CONCURRENT MERCURY REDUCTION AND DEWATERING OF CLEANED ULTRAFINE COAL RECOVERED FROM WASTE PONDS BY HIGH INTENSITY SONICATION

摘要

In most coal preparation processes, significant amounts of coal fines (<850 μm) and ultrafines (<105 μm) are generated. Because these particles are difficult to dewater, they often are discarded in waste ponds. This translates into a major economic loss to the coal industry, not only because of the fuel value lost but also the substantial economic resources required to manage coal waste ponds in an environmentally-sound manner. Recently, we explored the possibility of using a high intensity sonication process in recovering, cleaning, and dewatering fine/ultrafine coal particles from the waste ponds.
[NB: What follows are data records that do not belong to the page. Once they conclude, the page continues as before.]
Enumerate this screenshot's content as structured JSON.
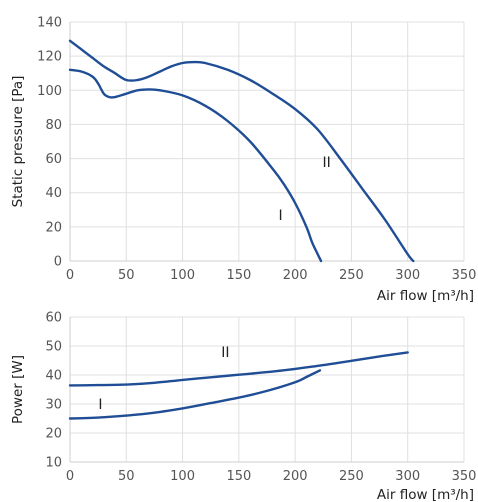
{
  "chart_data": [
    {
      "type": "line",
      "xlabel": "Air flow [m³/h]",
      "ylabel": "Static pressure [Pa]",
      "xlim": [
        0,
        350
      ],
      "ylim": [
        0,
        140
      ],
      "xticks": [
        0,
        50,
        100,
        150,
        200,
        250,
        300,
        350
      ],
      "yticks": [
        0,
        20,
        40,
        60,
        80,
        100,
        120,
        140
      ],
      "grid": true,
      "line_color": "#1f4e96",
      "series": [
        {
          "name": "I",
          "x": [
            0,
            10,
            20,
            25,
            30,
            35,
            40,
            50,
            60,
            70,
            80,
            100,
            120,
            140,
            160,
            180,
            190,
            200,
            210,
            215,
            220,
            223
          ],
          "y": [
            112,
            111,
            108,
            104,
            98,
            96,
            96,
            98,
            100,
            100.5,
            100,
            97,
            91,
            82,
            70,
            54,
            45,
            34,
            20,
            11,
            4,
            0
          ]
        },
        {
          "name": "II",
          "x": [
            0,
            10,
            20,
            30,
            40,
            50,
            60,
            70,
            80,
            90,
            100,
            110,
            120,
            140,
            160,
            180,
            200,
            220,
            240,
            260,
            280,
            300,
            305
          ],
          "y": [
            129,
            124,
            119,
            114,
            110,
            106,
            106,
            108,
            111,
            114,
            116,
            116.5,
            116,
            112,
            106,
            98,
            89,
            77,
            60,
            42,
            24,
            4,
            0
          ]
        }
      ],
      "annotations": [
        {
          "text": "II",
          "x": 228,
          "y": 58
        },
        {
          "text": "I",
          "x": 187,
          "y": 27
        }
      ]
    },
    {
      "type": "line",
      "xlabel": "Air flow [m³/h]",
      "ylabel": "Power [W]",
      "xlim": [
        0,
        350
      ],
      "ylim": [
        10,
        60
      ],
      "xticks": [
        0,
        50,
        100,
        150,
        200,
        250,
        300,
        350
      ],
      "yticks": [
        10,
        20,
        30,
        40,
        50,
        60
      ],
      "grid": true,
      "line_color": "#1f4e96",
      "series": [
        {
          "name": "I",
          "x": [
            0,
            25,
            50,
            75,
            100,
            125,
            150,
            175,
            200,
            210,
            222
          ],
          "y": [
            25,
            25.3,
            26,
            27,
            28.5,
            30.3,
            32.2,
            34.5,
            37.5,
            39.3,
            41.6
          ]
        },
        {
          "name": "II",
          "x": [
            0,
            25,
            50,
            75,
            100,
            125,
            150,
            175,
            200,
            225,
            250,
            275,
            300
          ],
          "y": [
            36.4,
            36.5,
            36.7,
            37.3,
            38.3,
            39.2,
            40.1,
            41.0,
            42.1,
            43.4,
            44.9,
            46.4,
            47.8
          ]
        }
      ],
      "annotations": [
        {
          "text": "II",
          "x": 138,
          "y": 48
        },
        {
          "text": "I",
          "x": 27,
          "y": 30
        }
      ]
    }
  ]
}
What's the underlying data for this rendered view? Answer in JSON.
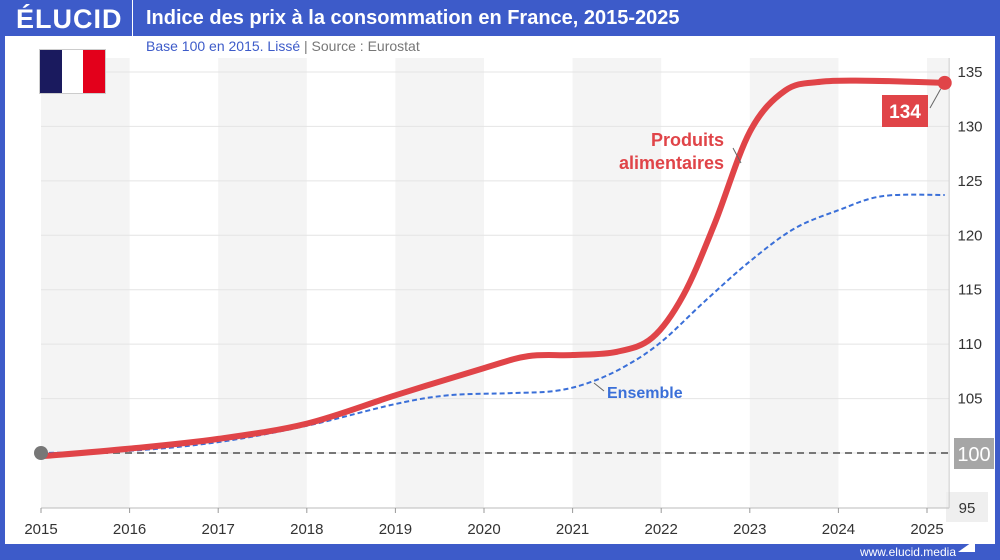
{
  "header": {
    "logo": "ÉLUCID",
    "title": "Indice des prix à la consommation en France, 2015-2025"
  },
  "subtitle": {
    "base": "Base 100 en 2015. Lissé",
    "separator": "|",
    "source": "Source : Eurostat"
  },
  "footer": {
    "url": "www.elucid.media"
  },
  "flag_colors": [
    "#1a1a5e",
    "#ffffff",
    "#e3001b"
  ],
  "chart_data": {
    "type": "line",
    "xlim": [
      2015,
      2025.25
    ],
    "ylim": [
      95,
      136
    ],
    "xticks": [
      2015,
      2016,
      2017,
      2018,
      2019,
      2020,
      2021,
      2022,
      2023,
      2024,
      2025
    ],
    "yticks": [
      95,
      100,
      105,
      110,
      115,
      120,
      125,
      130,
      135
    ],
    "grid": true,
    "reference_line": {
      "value": 100,
      "label": "100"
    },
    "series": [
      {
        "name": "Produits alimentaires",
        "color": "#e04448",
        "end_label": "134",
        "x": [
          2015,
          2016,
          2017,
          2018,
          2019,
          2020,
          2020.5,
          2021,
          2021.5,
          2021.9,
          2022.25,
          2022.6,
          2023,
          2023.4,
          2023.8,
          2024.3,
          2024.8,
          2025.2
        ],
        "y": [
          99.7,
          100.4,
          101.3,
          102.7,
          105.3,
          107.8,
          108.9,
          109.0,
          109.3,
          110.6,
          114.5,
          121,
          129.5,
          133.3,
          134.1,
          134.2,
          134.1,
          134.0
        ]
      },
      {
        "name": "Ensemble",
        "color": "#3a6fd8",
        "x": [
          2015,
          2016,
          2017,
          2018,
          2019,
          2019.6,
          2020.3,
          2020.8,
          2021.2,
          2021.6,
          2022,
          2022.5,
          2023,
          2023.5,
          2024,
          2024.5,
          2025.2
        ],
        "y": [
          100,
          100.2,
          101,
          102.5,
          104.5,
          105.3,
          105.5,
          105.7,
          106.5,
          108,
          110.2,
          114,
          117.6,
          120.6,
          122.3,
          123.6,
          123.7
        ]
      }
    ]
  }
}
We also concurrently attempted to reduce the mercury concentration in the fine and ultrafine particles recovered from run-of-mine (ROM) coal-water slurry. We combined the sonication approach with vegetable oil agglomeration to achieve deep reduction in the moisture-, ash-, and mercury-content. In addition, we undertook differential scanning calorimetry (DSC) measurements on the recovered coal to understand the interaction between the coal particles, water, and oil. The results suggested that vegetable oil was effective in displacing water from the coal-water interface, with the enthalpy of the water-vapor transition of oil-agglomerated coal particles decreasing on sonication of the particles. Our process of sonication in the presence of a slurry chemical conditioner achieved deep reductions in the moisture and mercury contents of the coals. In fact, when we combined sonication treatment with oil agglomeration, we were able to reduce the moisture content of ROM coal and waste coal to 6 wt% and 12 wt% respectively, while we succeeded in increasing their LOI content to 91 wt% and 76 wt%.